目標檢測中的多尺度測試及源碼解析(FCOS多尺度測試)

 

近期在研究FCOS目標檢測算法,論文發表於ICCV 2019。FCOS方法性能還是很不錯的,代碼工程化也很好,準備follow一下。

FCOS: Fully Convolutional One-Stage Object Detection (ICCV'19)

論文:https://arxiv.org/pdf/1904.01355.pdf

源碼:https://github.com/tianzhi0549/FCOS

------------------------------------   Let's start   ------------------------------------

這篇博客主要是聊聊FCOS中用到的多尺度測試。通過多尺度測試,基於ResNeXt-64x4d-101和可變形卷積的FCOS模型在COCO test-dev上取得了49.0%的AP。我在COCO上對此也進行了驗證,相比於單尺度測試,多尺度測試的AP大概可以提高2個點,還是非常有效的。當然了,由此帶來的最大問題是時間開銷明顯增大很多,這是未來需要解決的一個難點。

在具體說明FCOS多尺度測試源碼前,先簡單回顧一下目標檢測中的多尺度訓練及測試,做目標檢測的應該基本都知道多尺度對最終性能的重要性。

輸入圖片的尺寸對檢測模型的性能影響相當明顯,事實上,多尺度是提升精度最明顯的技巧之一。在基礎網絡部分常常會生成比原圖小數十倍的特徵圖,導致小物體的特徵描述不容易被檢測網絡捕捉。通過輸入更大、更多尺寸的圖片進行訓練,能夠在一定程度上提高檢測模型對物體大小的魯棒性,僅在測試階段引入多尺度,也可享受大尺寸和多尺寸帶來的增益。[1]

------------------------------------   Let's continue   ------------------------------------

FCOS多尺度測試就是在水平翻轉、resize到不同尺度的圖像上分別檢測目標,再將預測出的bbox融合到一起,然後經過nms等後續處理得到最終的檢測框。

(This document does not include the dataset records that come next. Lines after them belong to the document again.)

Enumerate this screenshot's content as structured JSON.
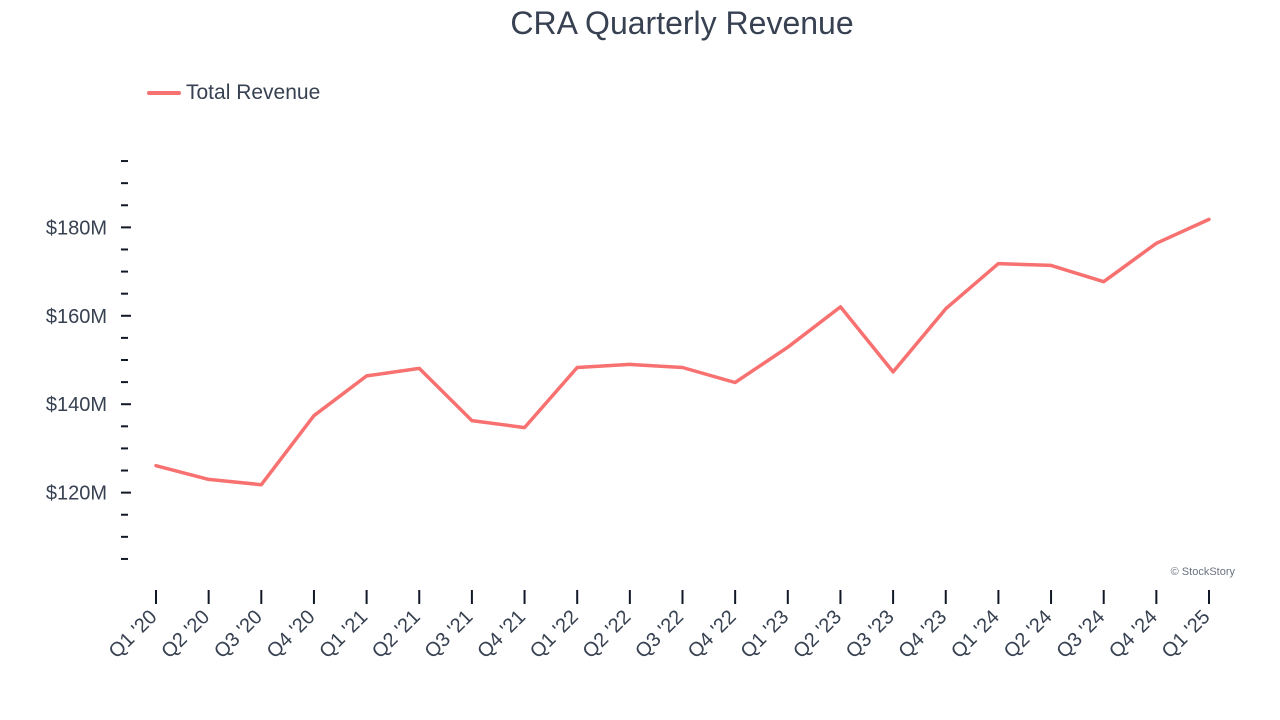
{
  "chart_data": {
    "type": "line",
    "title": "CRA Quarterly Revenue",
    "xlabel": "",
    "ylabel": "",
    "categories": [
      "Q1 '20",
      "Q2 '20",
      "Q3 '20",
      "Q4 '20",
      "Q1 '21",
      "Q2 '21",
      "Q3 '21",
      "Q4 '21",
      "Q1 '22",
      "Q2 '22",
      "Q3 '22",
      "Q4 '22",
      "Q1 '23",
      "Q2 '23",
      "Q3 '23",
      "Q4 '23",
      "Q1 '24",
      "Q2 '24",
      "Q3 '24",
      "Q4 '24",
      "Q1 '25"
    ],
    "series": [
      {
        "name": "Total Revenue",
        "color": "#f87171",
        "values": [
          126.1,
          123.0,
          121.8,
          137.4,
          146.4,
          148.1,
          136.3,
          134.7,
          148.3,
          149.0,
          148.3,
          144.9,
          152.9,
          162.0,
          147.3,
          161.6,
          171.8,
          171.4,
          167.7,
          176.4,
          181.8
        ]
      }
    ],
    "ylim": [
      102.5,
      197.5
    ],
    "yticks_major": [
      120,
      140,
      160,
      180
    ],
    "ytick_labels": [
      "$120M",
      "$140M",
      "$160M",
      "$180M"
    ],
    "ytick_minor_step": 5,
    "legend_position": "top-left",
    "grid": false,
    "watermark": "© StockStory"
  }
}
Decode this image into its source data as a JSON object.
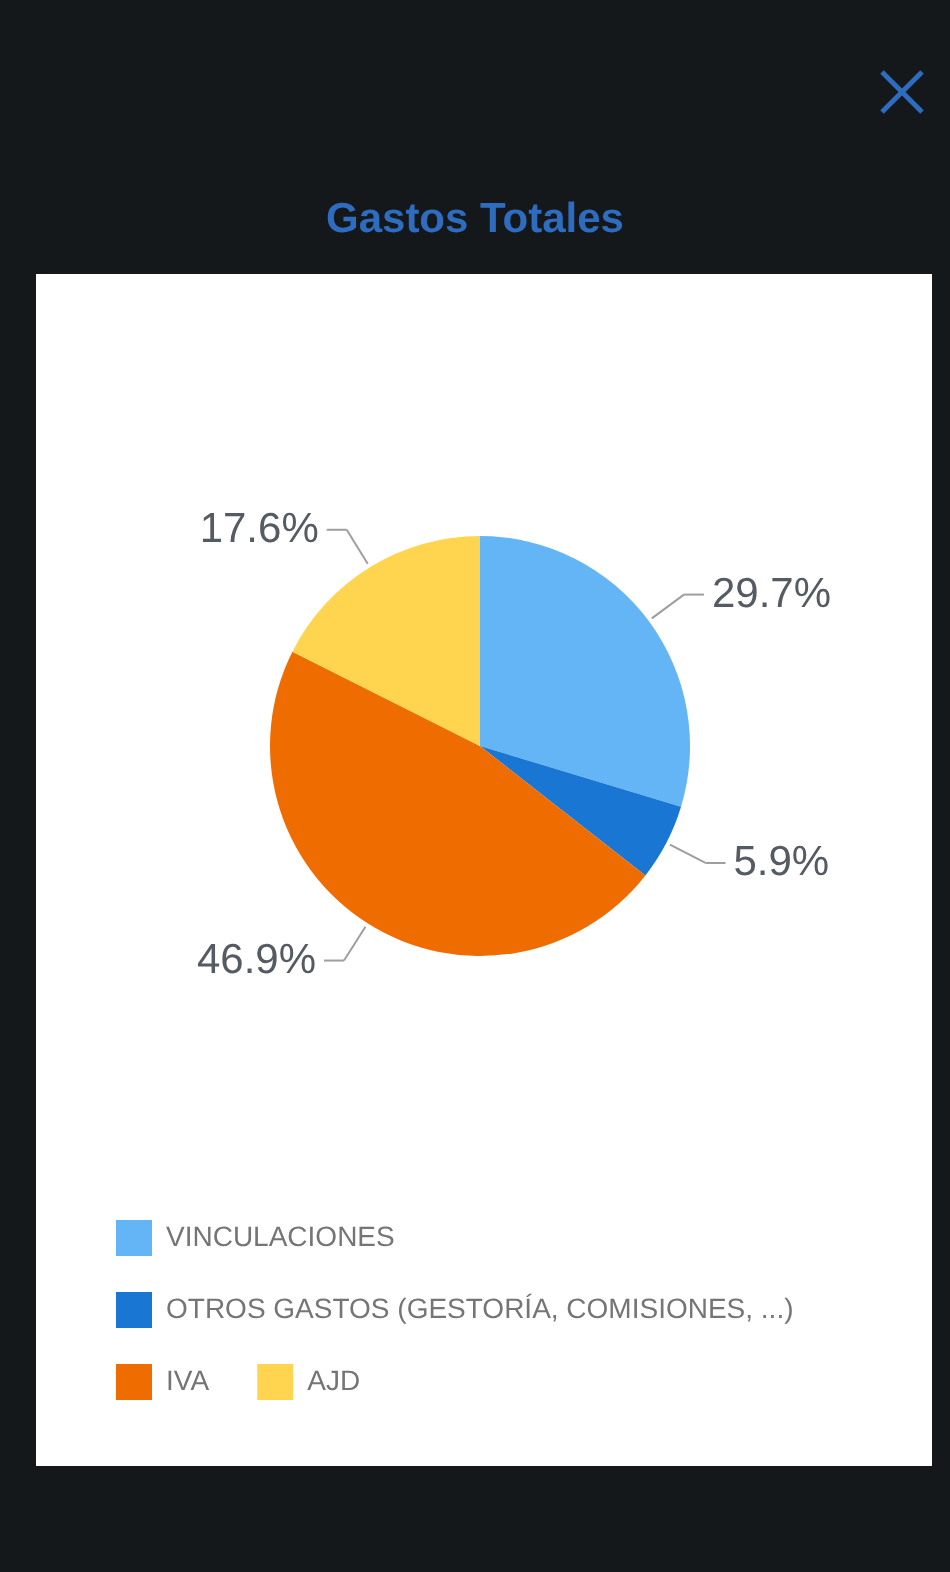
{
  "chart_data": {
    "type": "pie",
    "title": "Gastos Totales",
    "categories": [
      "VINCULACIONES",
      "OTROS GASTOS (GESTORÍA, COMISIONES, ...)",
      "IVA",
      "AJD"
    ],
    "values": [
      29.7,
      5.9,
      46.9,
      17.6
    ],
    "value_labels": [
      "29.7%",
      "5.9%",
      "46.9%",
      "17.6%"
    ],
    "colors": [
      "#64b5f6",
      "#1976d2",
      "#ef6c00",
      "#ffd54f"
    ],
    "legend": "bottom"
  }
}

想法比較直接,但是效果顯著。FCOS源碼中,針對多尺度測試有幾個相關的設置:

TEST:
  BBOX_AUG:
    ENABLED: False
    H_FLIP: True
    SCALES: (400, 500, 600, 700, 900, 1000, 1100, 1200)
    MAX_SIZE: 2000
    SCALE_H_FLIP: True

其中,ENABLED是多尺度測試的flag,False表示用單尺度測試,速度較快。如果設置成True,則採用多尺度測試的方式。下面幾個是多尺度測試時的參數。

H_FLIP:水平翻轉的flag;

SCALES:測試圖片resize之後的scale;

MAX_SIZE:測試圖片resize時最大的size;

SCALE_H_FLIP:做resize時水平翻轉的flag。

接着,簡單說明多尺度測試的源碼 [2]。主函數是im_detect_bbox_aug,分幾步完成多尺度檢測的任務:

1. 原圖像預測:boxlists_i = im_detect_bbox

2. 翻轉後圖像預測:boxlists_hf = im_detect_bbox_hflip

3. resize到不同尺度預測:boxlists_scl = im_detect_bbox_scale

4. 不同尺度翻轉後圖像預測:boxlists_scl_hf = im_detect_bbox_scale

具體實現細節參照以下源碼,註釋清楚,很容易理解。

 

import torch
import torchvision.transforms as TT

from fcos_core.config import cfg
from fcos_core.data import transforms as T
from fcos_core.structures.image_list import to_image_list
from fcos_core.structures.bounding_box import BoxList
from fcos_core.modeling.rpn.fcos.inference import make_fcos_postprocessor


def im_detect_bbox_aug(model, images, device):
    # Collect detections computed under different transformations
    boxlists_ts = []
    for _ in range(len(images)):
        boxlists_ts.append([])

    def add_preds_t(boxlists_t):
        for i, boxlist_t in enumerate(boxlists_t):
            if len(boxlists_ts[i]) == 0:
                # The first one is identity transform, no need to resize the boxlist
                boxlists_ts[i].append(boxlist_t)
            else:
                # Resize the boxlist as the first one
                boxlists_ts[i].append(boxlist_t.resize(boxlists_ts[i][0].size))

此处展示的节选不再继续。